Crop damages from the recent unseasonal rains are expected to dampen rural market demand in the next few months. On the other hand, factors such as lower inflation and interest rate cuts should nudge urban consumers to loosen their purse strings.
Thanks to these positive factors, Maruti expects to again outpace industry growth this year. While the Society of Indian Automobile Manufacturers (SIAM) projects domestic passenger vehicle sales volumes to grow 6-8 per cent in 2015-16, the company expects volume growth to be higher at about 11 per cent.
Exports will also do their bit. The company’s exports volumes grew 20 per cent in 2014-15 after it introduced models such as the Swift, Dzire, Ertiga and Ciaz in major African and Latin American markets.
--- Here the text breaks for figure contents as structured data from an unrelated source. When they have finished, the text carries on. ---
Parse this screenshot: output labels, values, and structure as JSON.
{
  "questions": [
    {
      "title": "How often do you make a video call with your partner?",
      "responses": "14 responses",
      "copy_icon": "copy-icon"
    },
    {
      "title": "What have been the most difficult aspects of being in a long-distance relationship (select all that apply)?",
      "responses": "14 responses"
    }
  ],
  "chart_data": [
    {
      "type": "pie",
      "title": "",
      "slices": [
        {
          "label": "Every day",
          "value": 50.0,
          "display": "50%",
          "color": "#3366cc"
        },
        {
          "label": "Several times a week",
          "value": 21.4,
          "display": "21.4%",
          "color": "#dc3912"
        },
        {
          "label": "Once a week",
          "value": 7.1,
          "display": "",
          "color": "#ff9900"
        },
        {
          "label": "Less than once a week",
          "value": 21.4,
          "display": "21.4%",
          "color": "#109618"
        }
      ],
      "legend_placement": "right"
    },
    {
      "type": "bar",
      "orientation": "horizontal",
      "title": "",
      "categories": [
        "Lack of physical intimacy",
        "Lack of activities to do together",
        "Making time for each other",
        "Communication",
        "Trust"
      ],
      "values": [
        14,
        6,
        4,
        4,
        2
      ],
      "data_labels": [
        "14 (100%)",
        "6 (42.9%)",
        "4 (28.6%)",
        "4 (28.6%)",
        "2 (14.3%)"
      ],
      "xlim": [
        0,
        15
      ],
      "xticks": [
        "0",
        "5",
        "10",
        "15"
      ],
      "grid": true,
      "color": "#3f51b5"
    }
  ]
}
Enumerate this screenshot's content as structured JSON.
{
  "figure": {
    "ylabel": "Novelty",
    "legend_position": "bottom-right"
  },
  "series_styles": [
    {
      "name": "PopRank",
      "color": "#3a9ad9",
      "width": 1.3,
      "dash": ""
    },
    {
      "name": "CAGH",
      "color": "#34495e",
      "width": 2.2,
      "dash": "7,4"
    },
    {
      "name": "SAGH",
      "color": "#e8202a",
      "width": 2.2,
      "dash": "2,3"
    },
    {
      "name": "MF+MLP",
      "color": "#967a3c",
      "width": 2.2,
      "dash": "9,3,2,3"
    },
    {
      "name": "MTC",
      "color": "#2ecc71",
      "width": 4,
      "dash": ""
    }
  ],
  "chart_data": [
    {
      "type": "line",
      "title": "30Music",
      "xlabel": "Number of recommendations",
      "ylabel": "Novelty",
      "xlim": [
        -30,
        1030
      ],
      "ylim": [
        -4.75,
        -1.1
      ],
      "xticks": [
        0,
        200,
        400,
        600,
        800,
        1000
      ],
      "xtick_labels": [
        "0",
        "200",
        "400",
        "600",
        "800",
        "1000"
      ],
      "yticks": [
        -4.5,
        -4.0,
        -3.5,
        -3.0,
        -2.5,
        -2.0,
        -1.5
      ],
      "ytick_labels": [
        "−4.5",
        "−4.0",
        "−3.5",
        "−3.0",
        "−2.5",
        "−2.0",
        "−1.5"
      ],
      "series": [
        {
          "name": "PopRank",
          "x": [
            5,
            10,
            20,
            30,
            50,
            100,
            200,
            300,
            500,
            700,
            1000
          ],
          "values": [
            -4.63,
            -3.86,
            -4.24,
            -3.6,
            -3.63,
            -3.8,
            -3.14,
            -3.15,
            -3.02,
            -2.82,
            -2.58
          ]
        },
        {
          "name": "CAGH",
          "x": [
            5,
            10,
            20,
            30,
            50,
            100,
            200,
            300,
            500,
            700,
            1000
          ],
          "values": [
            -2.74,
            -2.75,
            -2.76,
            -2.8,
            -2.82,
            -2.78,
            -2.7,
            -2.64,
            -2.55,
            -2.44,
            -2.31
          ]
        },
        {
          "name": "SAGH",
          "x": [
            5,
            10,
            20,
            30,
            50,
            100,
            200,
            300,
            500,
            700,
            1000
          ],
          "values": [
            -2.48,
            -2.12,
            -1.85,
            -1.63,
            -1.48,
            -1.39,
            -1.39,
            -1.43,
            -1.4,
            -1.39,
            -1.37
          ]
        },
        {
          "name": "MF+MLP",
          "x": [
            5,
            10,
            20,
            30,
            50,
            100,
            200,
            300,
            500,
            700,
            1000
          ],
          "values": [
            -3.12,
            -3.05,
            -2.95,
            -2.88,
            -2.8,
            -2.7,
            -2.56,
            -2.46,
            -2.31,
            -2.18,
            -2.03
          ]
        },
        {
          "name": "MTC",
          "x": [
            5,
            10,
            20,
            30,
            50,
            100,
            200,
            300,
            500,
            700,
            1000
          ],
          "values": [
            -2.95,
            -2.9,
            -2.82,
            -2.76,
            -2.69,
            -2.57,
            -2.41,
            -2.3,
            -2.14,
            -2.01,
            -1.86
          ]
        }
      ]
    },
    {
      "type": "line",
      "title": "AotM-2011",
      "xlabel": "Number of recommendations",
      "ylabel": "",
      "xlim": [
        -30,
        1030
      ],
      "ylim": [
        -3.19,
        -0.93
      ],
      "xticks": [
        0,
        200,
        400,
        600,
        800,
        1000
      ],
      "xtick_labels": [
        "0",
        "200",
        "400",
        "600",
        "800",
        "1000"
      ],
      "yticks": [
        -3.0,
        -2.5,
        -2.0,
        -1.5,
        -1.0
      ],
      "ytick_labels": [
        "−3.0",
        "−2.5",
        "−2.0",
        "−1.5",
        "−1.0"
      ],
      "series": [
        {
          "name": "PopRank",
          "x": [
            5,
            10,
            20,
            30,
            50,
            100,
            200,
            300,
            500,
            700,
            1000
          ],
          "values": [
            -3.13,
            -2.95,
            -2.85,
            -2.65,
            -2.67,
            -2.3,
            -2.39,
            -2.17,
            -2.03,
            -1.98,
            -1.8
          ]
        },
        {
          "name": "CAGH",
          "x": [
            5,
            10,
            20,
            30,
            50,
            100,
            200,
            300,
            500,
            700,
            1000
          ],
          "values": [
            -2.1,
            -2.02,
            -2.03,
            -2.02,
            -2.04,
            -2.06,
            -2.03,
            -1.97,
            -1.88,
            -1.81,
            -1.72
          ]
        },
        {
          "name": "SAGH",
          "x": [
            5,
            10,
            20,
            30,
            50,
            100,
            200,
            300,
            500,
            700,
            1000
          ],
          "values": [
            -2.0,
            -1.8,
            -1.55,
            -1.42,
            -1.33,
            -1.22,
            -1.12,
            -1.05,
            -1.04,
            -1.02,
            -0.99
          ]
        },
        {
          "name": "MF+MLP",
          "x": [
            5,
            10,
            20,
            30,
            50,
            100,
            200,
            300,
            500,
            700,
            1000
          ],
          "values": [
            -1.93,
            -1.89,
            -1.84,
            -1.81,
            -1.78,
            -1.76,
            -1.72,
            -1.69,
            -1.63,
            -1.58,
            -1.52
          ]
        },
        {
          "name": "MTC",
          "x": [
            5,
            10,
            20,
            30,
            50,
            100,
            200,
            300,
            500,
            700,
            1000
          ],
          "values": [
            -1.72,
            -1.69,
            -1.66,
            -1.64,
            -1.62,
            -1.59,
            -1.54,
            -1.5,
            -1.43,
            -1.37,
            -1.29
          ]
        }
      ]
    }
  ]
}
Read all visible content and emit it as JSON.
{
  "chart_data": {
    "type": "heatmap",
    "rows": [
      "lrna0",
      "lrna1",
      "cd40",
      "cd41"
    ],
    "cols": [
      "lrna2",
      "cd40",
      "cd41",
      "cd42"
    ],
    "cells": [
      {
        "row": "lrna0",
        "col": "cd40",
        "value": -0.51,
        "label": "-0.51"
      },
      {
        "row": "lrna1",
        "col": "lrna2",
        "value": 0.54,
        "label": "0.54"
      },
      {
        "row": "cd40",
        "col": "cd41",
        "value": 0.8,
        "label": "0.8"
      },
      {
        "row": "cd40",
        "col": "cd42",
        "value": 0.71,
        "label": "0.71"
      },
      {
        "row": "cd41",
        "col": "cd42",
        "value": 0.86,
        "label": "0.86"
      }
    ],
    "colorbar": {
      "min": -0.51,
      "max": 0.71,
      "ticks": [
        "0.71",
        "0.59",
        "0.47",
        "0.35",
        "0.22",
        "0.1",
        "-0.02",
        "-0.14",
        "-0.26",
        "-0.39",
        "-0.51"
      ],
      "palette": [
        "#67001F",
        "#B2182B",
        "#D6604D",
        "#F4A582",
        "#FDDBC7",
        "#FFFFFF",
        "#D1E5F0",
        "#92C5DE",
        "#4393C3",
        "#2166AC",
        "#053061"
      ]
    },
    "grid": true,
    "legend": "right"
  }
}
It expects similar growth this year too. Exports bring in 10 per cent of the total revenues.
Margin expansion
For the quarter ended March 2015, net sales grew 12 per cent over the March 2014 quarter to Rs. 13,272 crore. Net profits jumped a high 60 per cent to Rs. 1,284 crore. The top line growth was supported by 7 per cent growth in volumes and 5 per cent increase in average realisations year-on-year.
Operating margin at 15.8 per cent was much higher than the 10.4 per cent a year ago – this was supported by higher realisations, lower input costs and favourable forex movements.
High margins for the company should sustain. For one, higher realisations from a richer product mix comprising sedans and utility/crossover vehicles will help. This should also counter the reduced attractiveness for diesel vehicles, which enjoyed better margins.
Next, a pipeline of new launches and improving demand will bring down discounts being offered currently. Already, average discounts have cooled off to Rs. 15,000 in the March 2015 quarter from aboutRs. 21,000 in the December 2014 quarter.
Also, the company has reduced its import content in raw materials to about 16 per cent currently from about 20-25 per cent two-three years ago.